Saturday, December 5, 2009

Using The Internet To Transform Elder Care

Wicked Local Concord

Concord resident Jim Reynolds last month opened Caring Companion Connections, a home services agency that adds a 21st century twist to in-home elder care.

CCC’s caregivers, known as Companions, use smartphones, such as BlackBerrys, to upload photos, activity logs and daily reports to a Web portal tied into a landline at the client’s location and viewable by loved ones in other cities or towns.

Reynolds has hired Debbie Bier as district director of the Concord office. She is responsible for day-to-day operations of Caring Companion Connections, which covers Metrowest, a 45-minute radius around Concord by Reynolds’ definition.

He also plans to open offices in the Falmouth area, which would cover the Cape and South Shore, and on the North Shore around Salem or Gloucester. But Reynolds, whose family operates large non-medical home care agencies in Florida and Kansas, expects Caring Companion Connections will grow beyond Massachusetts.


Tell me about your business.

This is a family business, me and my family. We provide flexible, reliable homecare services to elders who want to remain in their homes as long as they can and stay independent rather than move into a nursing home. My dad started this business 17 years ago, but we have added in as new a feature here in Concord, a Web communications portal, which is unique in the industry. And this allows family members, especially adult children who are far away, to log on at work, or during the day from home, or on a business trip, wherever they are and see the status, to get a window into the living room, of what’s going on at the parents’ house. They know when we log in. They know the activities, meals and medication reminders. That kind of thing.

Why is the Web communications portal so important?

That’s important because typically, in this industry, that information is kept on a logbook on the kitchen table, and it’s useful if you’re standing at the kitchen table. The problem is that in most families the person who needs the information is not at the kitchen table — they’re usually in another city.
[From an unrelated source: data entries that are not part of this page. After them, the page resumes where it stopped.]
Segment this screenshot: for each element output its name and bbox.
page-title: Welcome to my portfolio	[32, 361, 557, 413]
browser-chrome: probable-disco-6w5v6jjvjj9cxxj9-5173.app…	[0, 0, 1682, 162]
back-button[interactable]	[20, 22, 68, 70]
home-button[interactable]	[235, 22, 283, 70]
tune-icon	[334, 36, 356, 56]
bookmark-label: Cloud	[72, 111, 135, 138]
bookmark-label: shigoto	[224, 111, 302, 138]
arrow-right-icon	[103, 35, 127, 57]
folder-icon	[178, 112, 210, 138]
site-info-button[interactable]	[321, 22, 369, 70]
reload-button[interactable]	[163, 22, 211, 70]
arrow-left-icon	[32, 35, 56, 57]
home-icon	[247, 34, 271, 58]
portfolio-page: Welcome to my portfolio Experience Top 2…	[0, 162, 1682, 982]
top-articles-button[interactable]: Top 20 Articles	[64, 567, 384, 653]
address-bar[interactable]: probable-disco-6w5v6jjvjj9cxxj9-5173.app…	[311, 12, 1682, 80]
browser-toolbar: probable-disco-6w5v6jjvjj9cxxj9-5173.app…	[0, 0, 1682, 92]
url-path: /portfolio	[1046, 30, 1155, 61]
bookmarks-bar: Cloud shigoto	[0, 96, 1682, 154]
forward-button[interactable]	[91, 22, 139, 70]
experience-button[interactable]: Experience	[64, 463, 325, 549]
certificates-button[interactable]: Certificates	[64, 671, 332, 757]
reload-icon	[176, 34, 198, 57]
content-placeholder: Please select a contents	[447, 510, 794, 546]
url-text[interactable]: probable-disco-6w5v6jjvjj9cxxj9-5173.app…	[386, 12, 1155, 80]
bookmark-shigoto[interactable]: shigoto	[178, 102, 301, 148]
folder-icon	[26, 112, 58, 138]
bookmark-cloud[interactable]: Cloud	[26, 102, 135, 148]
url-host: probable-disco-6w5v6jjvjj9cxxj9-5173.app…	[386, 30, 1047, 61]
If their loved one gets ill, or is not taking medications or having trouble moving — any information that needs to be noted — the information doesn’t get where it needs to be as quickly as it should. And even then, only one person has it and you wind up with a range of telephone calls and e-mails and voicemails. So this provides one place, that’s instantaneous, that everyone can go for access to the same information and make decisions and take actions as quickly as possible. Or, even, if no action is required, simply to know that everything’s OK.
Can you talk about who your clients are and what kind of care they require?

There’s a particular phrase in this industry, activities of daily living, or ADLs, and those can range from things like trips to the grocery store to help getting to doctor’s visits to medication reminders and meal separation to more personal things like help with grooming, or help in the bathroom. If someone has limited mobility, and can’t move easily, we can help. If someone has lost use of a limb because of a stroke we can help. If someone is a risk to walk because of dementia, we can help. Typically, the clients are someone in their retirement years, most of them live alone and it’s important for these people to live where they want to live, a place that is familiar, where they have often lived for decades. Statistics bare out that people who live where they want to live have much better healthy, happy retirement years, and people who are involuntarily moved do poorly medically and have much more depression and report being less happy.